Becoming Bike Handy: Reattaching a Slipped Chain

Having your chain come off mid-ride is a bit of a nuisance and can turn a pleasant afternoon cycle into anything but. Luckily, reattaching a slipped chain is straightforward (most of the time) and requires no tools at all. Here’s our guide to getting your chain back in working order in no time…

Keep on moving

When you feel your chain first slip off, you might be able to pedal it back on. If the chain has fallen off the smaller chainring at the front, then use your gear shifter to downshift the bike into the lowest front gear.

Being in the lowest gear means the chain is riding on the largest chain ring. If you’re lucky, this might just do the trick without having to pause your ride!

If that doesn’t work

Hop off your bike and:

  • Use your gear lever to move the derailleurs to the position of the smallest rear sprocket and the smallest front chainring.
  • Push the back derailleur forward with your left hand. This gives you as much loose chain as possible, meaning your fingers won’t get caught.
Pushing the front derailleur forward releases tension on the chain. Image credit: Cycling Weekly
  • With your right hand, lift the chain and put it back onto the front chainring. 
  • Once the chain is in place, slowly turn the pedal forward while lifting the rear wheel. This will pull the chain around the entire chainring and realign the chain – then you’re good to go!

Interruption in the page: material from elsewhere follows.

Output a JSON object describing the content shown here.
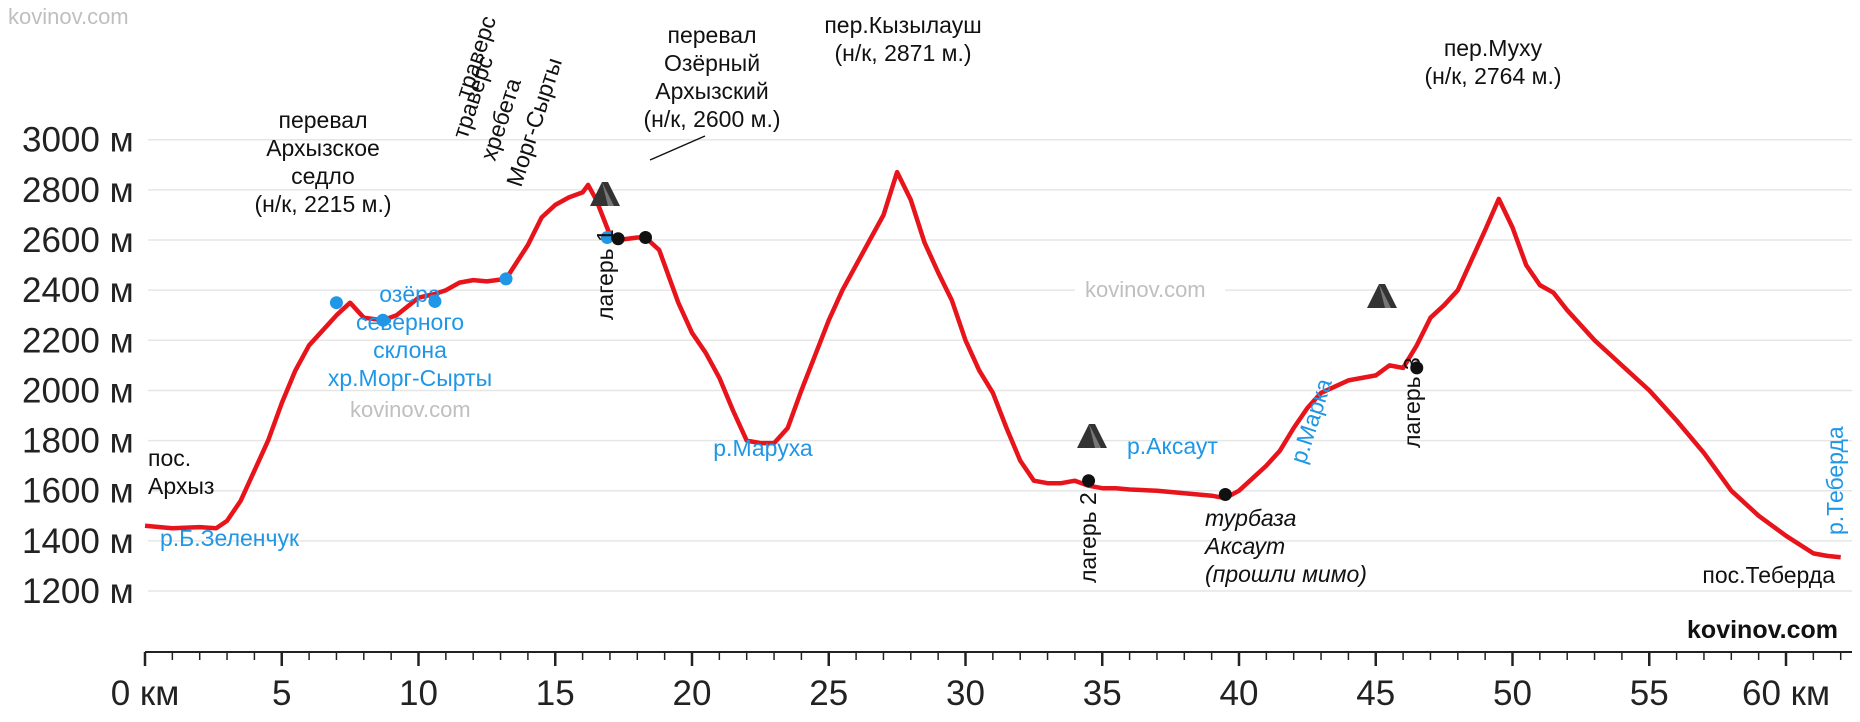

What if the chain keeps falling off?

If the chain keeps falling off, it’s likely too long. If this is the case you’ll need a chain tool to remove the extra links. Here’s how to do it:

  • Remove the chain.
  • Put the chain on the outer chain guide of the chain tool.
  • Turn the handle on the chain tool to push the chain pin most of the way out. Make sure you don’t push the pin all the way out or it will be extremely difficult to put it back together.
  • Remove the chain tool by turning the tool’s handle in the opposite direction.
  • Now you should be able to pull the chain apart.
  • Repeat steps 2-4 to do the same to the chain link’s second pin, and disassemble the link.
  • Remove any additional links using these same steps to shorten the chain to size.
  • Thread the chain back over the chain ring and back through the derailleur.
  • Finally, use the chain tool to push the pin back through both parts of the chain to reassemble the chain.
  • Give the link you just reattached a wiggle to loosen up the new connection.

Our final tip is to keep some latex gloves handy – bicycle chains tend to be oily!

Now you have all the information you need to tackle that pesky chain slip should the situation arise – the only thing left to do is practice!